The following steps are used to fit the data. First, a geometric factor converts normalized time from that of the actual core sample geometry to that of an equivalent sphere. An initial diffusivity is estimated from the slope of early degassing data. Data are fit by adjusting the equivalent lost time. Lost time is the model time during which gas is lost. As estimated lost time changes, the model automatically revises estimated diffusivity and lost gas, and recalculates normalized time and normalized fractional evolved gas. The operator iteratively modifies lost time estimate until the data best fits the model curve on the dimensionless plot. The operator then reads the estimate of lost gas and diffusivity from the spreadsheet.

Lost gas estimated here is typically less than that estimated by the USBM approach, but lost gas can still be quite high. In many tests, lost gas estimates by the two methods are similar.

To test the model, gas content estimated from the USBM method and that estimated from the model-fitting approach were compared to total gas estimated from TOC and porosity. Gas in core samples is stored as sorbed gas, free gas in porosity, and dissolved gas. Only sorbed and free gas are significant. Gas in pore space can be estimated from total porosity, water saturation, Bg and reservoir pressure. Sorption can be approximated from TOC and thermal maturity levels. Total shale gas contents estimated from the model fitting approach proposed here approximately matches gas content estimated from the gas-saturated porosity and TOC content of the core samples. In contrast, the USBM lost gas method irregularly overestimates the gas stored in porosity and by sorption.

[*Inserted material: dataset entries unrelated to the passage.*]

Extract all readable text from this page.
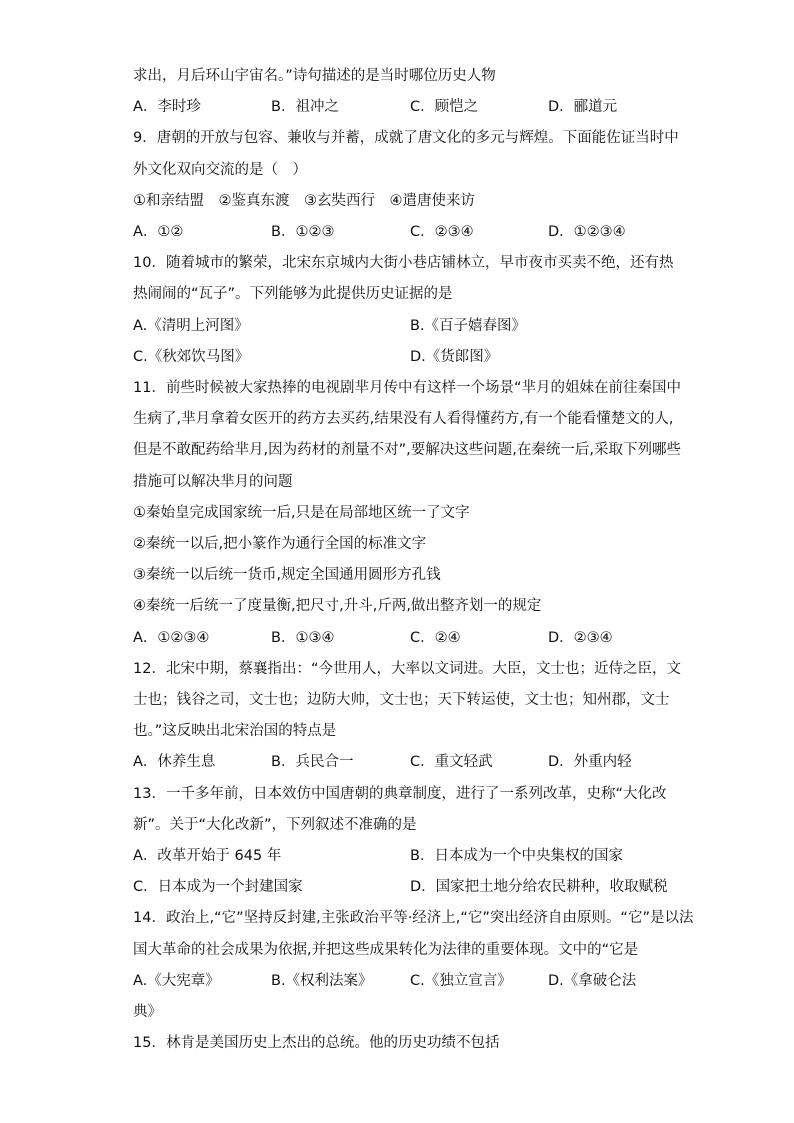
求出，月后环山宇宙名。”诗句描述的是当时哪位历史人物
A．李时珍	B．祖冲之	C．顾恺之	D．郦道元
9．唐朝的开放与包容、兼收与并蓄，成就了唐文化的多元与辉煌。下面能佐证当时中
外文化双向交流的是（　）
①和亲结盟　②鉴真东渡　③玄奘西行　④遣唐使来访
A．①②	B．①②③	C．②③④	D．①②③④
10．随着城市的繁荣，北宋东京城内大街小巷店铺林立，早市夜市买卖不绝，还有热
热闹闹的“瓦子”。下列能够为此提供历史证据的是
A.《清明上河图》	B.《百子嬉春图》
C.《秋郊饮马图》	D.《货郎图》
11．前些时候被大家热捧的电视剧芈月传中有这样一个场景“芈月的姐妹在前往秦国中
生病了,芈月拿着女医开的药方去买药,结果没有人看得懂药方,有一个能看懂楚文的人,
但是不敢配药给芈月,因为药材的剂量不对”,要解决这些问题,在秦统一后,采取下列哪些
措施可以解决芈月的问题
①秦始皇完成国家统一后,只是在局部地区统一了文字
②秦统一以后,把小篆作为通行全国的标准文字
③秦统一以后统一货币,规定全国通用圆形方孔钱
④秦统一后统一了度量衡,把尺寸,升斗,斤两,做出整齐划一的规定
A．①②③④	B．①③④	C．②④	D．②③④
12．北宋中期，蔡襄指出：“今世用人，大率以文词进。大臣，文士也；近侍之臣，文
士也；钱谷之司，文士也；边防大帅，文士也；天下转运使，文士也；知州郡，文士
也。”这反映出北宋治国的特点是
A．休养生息	B．兵民合一	C．重文轻武	D．外重内轻
13．一千多年前，日本效仿中国唐朝的典章制度，进行了一系列改革，史称“大化改
新”。关于“大化改新”，下列叙述不准确的是
A．改革开始于 645 年	B．日本成为一个中央集权的国家
C．日本成为一个封建国家	D．国家把土地分给农民耕种，收取赋税
14．政治上,“它”坚持反封建,主张政治平等·经济上,“它”突出经济自由原则。“它”是以法
国大革命的社会成果为依据,并把这些成果转化为法律的重要体现。文中的“它是
A.《大宪章》	B.《权利法案》	C.《独立宣言》	D.《拿破仑法
典》
15．林肯是美国历史上杰出的总统。他的历史功绩不包括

Results also indicate that canister desorption tests should be supported by porosity and saturation measurements. Porosity, water saturation, and TOC should be routinely measured and gas content estimated from these measurements. The technology to measure porosity and saturation under restored reservoir stress is better than that of the desorption tests if a significant fraction of the gas is lost. Actual desorption patterns do not always follow desorption theory. The early part of many degassing curves is concave-upwards. This is inconsistent with any desorption theory that assumes a constant flow or diffusion parameter. This behavior indicates that flow parameter changes due to changing saturation or cleanup near the edge of the sample, perhaps similar to the capillary end effect. The value of desorption tests is that they validate the porosity and saturation estimates from core measurements.